🤖 AI Summary
In program comprehension, eye-tracking analysis has long suffered from subjectivity and poor scalability due to reliance on manually defined Areas of Interest (AOIs) and fixed metrics. To address this, we propose *eye2vec*, the first method that models eye-movement trajectories during code reading as transition sequences among syntactic elements—e.g., tokens, statements, or AST nodes—and learns distributed representations to automatically capture their semantic structure.

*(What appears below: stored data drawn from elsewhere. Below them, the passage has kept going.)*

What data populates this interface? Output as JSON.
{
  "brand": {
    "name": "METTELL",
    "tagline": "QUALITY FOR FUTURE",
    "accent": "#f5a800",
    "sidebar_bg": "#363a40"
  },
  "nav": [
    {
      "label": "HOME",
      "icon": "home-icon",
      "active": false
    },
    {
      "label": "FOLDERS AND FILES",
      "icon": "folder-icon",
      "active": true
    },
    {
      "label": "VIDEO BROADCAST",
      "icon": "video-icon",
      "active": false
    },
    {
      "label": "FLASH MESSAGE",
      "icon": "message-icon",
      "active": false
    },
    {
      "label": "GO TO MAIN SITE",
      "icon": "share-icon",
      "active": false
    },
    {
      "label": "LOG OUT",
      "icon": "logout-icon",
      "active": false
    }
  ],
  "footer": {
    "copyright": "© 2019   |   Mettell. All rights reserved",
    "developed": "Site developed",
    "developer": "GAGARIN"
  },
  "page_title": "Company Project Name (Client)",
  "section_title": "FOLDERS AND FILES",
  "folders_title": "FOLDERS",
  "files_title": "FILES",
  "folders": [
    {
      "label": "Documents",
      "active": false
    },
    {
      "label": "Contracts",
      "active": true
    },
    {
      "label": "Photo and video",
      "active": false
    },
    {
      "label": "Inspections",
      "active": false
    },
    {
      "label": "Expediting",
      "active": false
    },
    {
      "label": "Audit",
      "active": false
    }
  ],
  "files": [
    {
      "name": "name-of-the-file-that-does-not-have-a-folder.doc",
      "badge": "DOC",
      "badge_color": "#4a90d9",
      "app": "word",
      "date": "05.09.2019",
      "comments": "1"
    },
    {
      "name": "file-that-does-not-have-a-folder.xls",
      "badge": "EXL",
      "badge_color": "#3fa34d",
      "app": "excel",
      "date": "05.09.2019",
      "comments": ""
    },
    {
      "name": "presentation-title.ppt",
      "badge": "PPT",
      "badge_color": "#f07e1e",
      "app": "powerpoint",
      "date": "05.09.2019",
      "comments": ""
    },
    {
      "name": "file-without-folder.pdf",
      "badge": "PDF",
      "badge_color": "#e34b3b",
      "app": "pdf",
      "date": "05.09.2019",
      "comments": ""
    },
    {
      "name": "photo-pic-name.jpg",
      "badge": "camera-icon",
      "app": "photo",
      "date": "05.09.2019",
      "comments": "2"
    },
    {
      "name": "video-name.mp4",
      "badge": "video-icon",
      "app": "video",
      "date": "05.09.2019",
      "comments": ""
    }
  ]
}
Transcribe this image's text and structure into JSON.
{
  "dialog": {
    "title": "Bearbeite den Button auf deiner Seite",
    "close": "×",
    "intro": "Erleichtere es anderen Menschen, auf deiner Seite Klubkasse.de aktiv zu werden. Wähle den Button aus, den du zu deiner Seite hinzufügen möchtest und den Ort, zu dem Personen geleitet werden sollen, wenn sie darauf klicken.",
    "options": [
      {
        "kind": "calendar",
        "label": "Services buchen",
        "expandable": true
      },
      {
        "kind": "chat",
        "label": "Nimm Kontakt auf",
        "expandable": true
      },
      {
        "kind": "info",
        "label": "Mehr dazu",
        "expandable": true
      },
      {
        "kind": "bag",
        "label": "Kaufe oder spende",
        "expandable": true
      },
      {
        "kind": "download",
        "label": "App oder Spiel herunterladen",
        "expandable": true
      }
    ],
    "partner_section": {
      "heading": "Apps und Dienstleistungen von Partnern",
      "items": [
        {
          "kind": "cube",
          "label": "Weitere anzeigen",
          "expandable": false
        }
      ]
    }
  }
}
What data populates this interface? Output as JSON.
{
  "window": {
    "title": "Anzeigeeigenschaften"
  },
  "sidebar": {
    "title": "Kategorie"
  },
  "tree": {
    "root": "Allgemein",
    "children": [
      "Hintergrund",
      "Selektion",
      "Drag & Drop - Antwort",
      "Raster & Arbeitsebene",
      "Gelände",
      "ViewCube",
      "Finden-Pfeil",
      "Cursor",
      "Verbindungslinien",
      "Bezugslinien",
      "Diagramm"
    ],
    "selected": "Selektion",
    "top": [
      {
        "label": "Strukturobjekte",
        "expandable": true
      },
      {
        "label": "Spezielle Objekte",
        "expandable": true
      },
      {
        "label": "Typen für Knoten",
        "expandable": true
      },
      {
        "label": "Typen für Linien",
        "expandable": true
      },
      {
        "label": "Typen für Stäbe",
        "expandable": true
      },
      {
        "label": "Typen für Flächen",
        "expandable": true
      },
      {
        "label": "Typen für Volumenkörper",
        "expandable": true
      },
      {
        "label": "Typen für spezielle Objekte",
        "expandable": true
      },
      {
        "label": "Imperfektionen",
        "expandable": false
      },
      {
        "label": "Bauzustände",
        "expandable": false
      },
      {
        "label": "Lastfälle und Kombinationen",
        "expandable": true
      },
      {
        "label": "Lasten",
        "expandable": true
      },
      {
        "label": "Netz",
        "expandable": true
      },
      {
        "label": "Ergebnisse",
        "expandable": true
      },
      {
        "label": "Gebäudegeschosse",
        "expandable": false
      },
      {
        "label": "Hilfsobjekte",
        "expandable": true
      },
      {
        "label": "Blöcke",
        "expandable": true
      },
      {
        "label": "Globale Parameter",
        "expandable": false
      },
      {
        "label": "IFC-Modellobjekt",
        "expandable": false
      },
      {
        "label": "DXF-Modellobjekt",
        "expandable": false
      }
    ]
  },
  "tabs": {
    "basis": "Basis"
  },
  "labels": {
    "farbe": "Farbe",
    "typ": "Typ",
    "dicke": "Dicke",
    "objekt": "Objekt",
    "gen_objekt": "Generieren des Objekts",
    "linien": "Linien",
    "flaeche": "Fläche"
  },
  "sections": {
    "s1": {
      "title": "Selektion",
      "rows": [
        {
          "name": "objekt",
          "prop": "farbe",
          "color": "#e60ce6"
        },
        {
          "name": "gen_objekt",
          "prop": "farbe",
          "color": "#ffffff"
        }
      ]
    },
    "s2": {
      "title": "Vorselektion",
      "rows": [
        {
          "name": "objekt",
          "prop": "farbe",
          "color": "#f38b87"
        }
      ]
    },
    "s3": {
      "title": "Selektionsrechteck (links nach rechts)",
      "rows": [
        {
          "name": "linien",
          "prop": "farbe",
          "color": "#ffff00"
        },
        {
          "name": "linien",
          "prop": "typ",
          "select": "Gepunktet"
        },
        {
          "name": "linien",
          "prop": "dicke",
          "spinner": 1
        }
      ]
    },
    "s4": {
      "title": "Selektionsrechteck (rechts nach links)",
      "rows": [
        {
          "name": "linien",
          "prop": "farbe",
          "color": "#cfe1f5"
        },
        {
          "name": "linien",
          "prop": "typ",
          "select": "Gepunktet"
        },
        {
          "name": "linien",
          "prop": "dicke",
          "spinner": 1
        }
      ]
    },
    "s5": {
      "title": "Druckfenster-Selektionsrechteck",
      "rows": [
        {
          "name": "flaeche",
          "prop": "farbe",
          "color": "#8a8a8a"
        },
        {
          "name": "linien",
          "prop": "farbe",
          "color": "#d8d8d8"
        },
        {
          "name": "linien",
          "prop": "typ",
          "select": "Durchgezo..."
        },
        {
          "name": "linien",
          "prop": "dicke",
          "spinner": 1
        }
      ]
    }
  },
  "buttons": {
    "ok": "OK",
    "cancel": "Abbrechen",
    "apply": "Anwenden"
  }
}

Integrating program analysis with deep learning, *eye2vec* eliminates the need for predefined AOI hierarchies (e.g., lexical, line-, or block-level) or domain-specific heuristics, directly generating context-aware vector embeddings from raw fixation data. Empirical evaluation demonstrates its effectiveness in characterizing cognitive transitions and semantic associations across multi-granular code units. It supports diverse downstream tasks—including code comprehension modeling, bug localization, and developer expertise inference—thereby significantly enhancing the automation, semantic expressiveness, and generalizability of eye-tracking analysis in software engineering.
📝 Abstract
This paper presents eye2vec, an infrastructure for analyzing software developers’ eye movements while reading source code. In common eye-tracking studies in program comprehension, researchers must preselect analysis targets such as control flow or syntactic elements, and then develop analysis methods to extract appropriate metrics from the fixation for source code. Here, researchers can define various levels of AOIs like words, lines, or code blocks, and the difference leads to different results. Moreover, the interpretation of fixation for word/line can vary across the purposes of the analyses. Hence, the eye-tracking analysis is a difficult task that depends on the time-consuming manual work of the researchers. eye2vec represents continuous two fixations as transitions between syntactic elements using distributed representations. The distributed representation facilitates the adoption of diverse data analysis methods with rich semantic interpretations.